In deze zaak heeft het Gerechtshof Den Haag op 16 februari 2023 uitspraak gedaan in hoger beroep tegen een vonnis van de economische politierechter in de rechtbank Rotterdam, dat op 4 mei 2022 was gewezen. De verdachte, een rechtspersoon gevestigd te Rotterdam, was in eerste aanleg veroordeeld tot een geldboete van € 15.000, waarvan € 10.000 voorwaardelijk met een proeftijd van twee jaar. De verdachte had in 2019 meer fosfaat geproduceerd dan het op haar bedrijf rustende fosfaatrecht, wat in strijd is met artikel 21b van de Meststoffenwet.
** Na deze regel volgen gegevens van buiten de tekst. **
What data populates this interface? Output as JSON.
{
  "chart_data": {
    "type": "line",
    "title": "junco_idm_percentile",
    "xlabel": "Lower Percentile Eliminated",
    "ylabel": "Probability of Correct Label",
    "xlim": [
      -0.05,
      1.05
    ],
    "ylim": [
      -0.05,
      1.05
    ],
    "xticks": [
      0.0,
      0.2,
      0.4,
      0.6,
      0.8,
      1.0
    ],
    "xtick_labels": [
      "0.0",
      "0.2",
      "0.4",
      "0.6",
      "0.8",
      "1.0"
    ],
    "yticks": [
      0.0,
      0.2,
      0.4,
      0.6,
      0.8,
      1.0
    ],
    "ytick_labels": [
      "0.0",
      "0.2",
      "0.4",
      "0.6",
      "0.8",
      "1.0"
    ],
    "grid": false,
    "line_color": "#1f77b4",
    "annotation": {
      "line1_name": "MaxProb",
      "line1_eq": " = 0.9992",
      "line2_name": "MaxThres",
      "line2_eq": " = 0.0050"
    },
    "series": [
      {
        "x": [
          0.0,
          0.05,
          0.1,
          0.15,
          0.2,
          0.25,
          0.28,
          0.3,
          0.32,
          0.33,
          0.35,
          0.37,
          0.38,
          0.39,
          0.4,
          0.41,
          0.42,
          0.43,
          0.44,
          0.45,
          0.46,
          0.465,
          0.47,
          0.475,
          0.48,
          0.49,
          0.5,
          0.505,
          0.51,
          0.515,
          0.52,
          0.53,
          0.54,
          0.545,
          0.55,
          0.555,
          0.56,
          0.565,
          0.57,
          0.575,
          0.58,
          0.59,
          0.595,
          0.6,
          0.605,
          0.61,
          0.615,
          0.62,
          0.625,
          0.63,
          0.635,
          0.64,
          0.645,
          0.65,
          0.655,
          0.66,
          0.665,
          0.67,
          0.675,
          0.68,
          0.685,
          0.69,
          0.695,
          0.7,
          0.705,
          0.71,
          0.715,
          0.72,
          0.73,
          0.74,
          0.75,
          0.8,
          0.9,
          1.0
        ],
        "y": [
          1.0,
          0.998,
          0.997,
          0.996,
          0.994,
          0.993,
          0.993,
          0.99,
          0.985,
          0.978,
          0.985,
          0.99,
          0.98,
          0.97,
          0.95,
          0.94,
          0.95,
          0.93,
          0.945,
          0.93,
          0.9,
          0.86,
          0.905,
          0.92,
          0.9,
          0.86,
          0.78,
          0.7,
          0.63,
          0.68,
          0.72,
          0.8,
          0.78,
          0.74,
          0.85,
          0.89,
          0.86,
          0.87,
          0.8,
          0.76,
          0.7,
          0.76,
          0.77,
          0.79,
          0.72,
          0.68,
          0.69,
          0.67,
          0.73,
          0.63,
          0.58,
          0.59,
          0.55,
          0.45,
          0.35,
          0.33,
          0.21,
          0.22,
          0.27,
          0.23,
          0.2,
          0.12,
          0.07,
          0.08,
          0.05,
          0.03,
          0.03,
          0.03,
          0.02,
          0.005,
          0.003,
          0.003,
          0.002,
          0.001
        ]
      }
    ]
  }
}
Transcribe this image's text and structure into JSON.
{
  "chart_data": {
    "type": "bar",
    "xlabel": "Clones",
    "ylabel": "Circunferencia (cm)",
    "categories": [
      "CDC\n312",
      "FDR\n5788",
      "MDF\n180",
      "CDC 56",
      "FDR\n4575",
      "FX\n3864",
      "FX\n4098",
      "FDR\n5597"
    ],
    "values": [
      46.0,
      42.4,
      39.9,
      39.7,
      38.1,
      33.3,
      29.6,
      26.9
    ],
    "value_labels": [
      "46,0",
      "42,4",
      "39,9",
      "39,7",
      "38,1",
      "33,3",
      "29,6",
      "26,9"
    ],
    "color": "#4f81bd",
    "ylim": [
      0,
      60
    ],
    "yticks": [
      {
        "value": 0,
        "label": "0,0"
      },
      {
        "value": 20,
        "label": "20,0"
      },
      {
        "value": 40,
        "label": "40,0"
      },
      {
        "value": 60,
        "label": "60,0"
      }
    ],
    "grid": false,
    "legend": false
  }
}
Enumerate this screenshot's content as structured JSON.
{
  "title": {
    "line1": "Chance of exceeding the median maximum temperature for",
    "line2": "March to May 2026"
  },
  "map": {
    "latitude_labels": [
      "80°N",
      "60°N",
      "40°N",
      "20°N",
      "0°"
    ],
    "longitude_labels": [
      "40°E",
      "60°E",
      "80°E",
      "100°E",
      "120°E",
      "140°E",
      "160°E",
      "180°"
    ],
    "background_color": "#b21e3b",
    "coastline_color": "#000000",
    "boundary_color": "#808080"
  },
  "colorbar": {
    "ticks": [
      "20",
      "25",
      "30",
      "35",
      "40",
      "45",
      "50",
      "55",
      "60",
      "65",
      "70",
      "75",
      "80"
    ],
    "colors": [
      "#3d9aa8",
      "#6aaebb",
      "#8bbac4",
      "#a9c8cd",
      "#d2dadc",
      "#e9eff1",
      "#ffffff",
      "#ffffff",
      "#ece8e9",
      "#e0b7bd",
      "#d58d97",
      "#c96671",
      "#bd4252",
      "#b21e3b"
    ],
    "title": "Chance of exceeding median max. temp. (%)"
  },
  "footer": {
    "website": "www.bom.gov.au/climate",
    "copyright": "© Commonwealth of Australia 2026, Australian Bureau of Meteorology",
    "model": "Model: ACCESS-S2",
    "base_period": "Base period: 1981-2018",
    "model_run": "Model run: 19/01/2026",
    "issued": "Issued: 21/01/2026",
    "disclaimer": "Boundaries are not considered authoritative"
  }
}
De advocaat-generaal vorderde vernietiging van het vonnis en een geheel voorwaardelijke geldboete van € 15.000.
Het hof heeft het vonnis waarvan beroep vernietigd en het bewezen verklaarde feit als opzettelijke overtreding van de Meststoffenwet gekwalificeerd. De verdachte had aangevoerd dat zij handelde conform de doelstelling van de Meststoffenwet door haar innovatieve en circulaire productieproces, maar het hof oordeelde dat er geen materiële wederrechtelijkheid aan haar handelen ontbrak. De verdachte had de mogelijkheid om fosfaatrechten te leasen of te kopen en had ook kunnen wachten met haar bedrijfsvoering tot zij in het bezit was van een ontheffing.
Uiteindelijk heeft het hof besloten geen straf of maatregel op te leggen, rekening houdend met de goede bedoelingen van de verdachte, het feit dat zij sinds februari 2018 wacht op een beslissing op haar aanvraag voor een ontheffing, en het ontbreken van eerdere veroordelingen. Het hof heeft de verdachte vrijgesproken van hetgeen meer of anders was tenlastegelegd dan het bewezenverklaarde.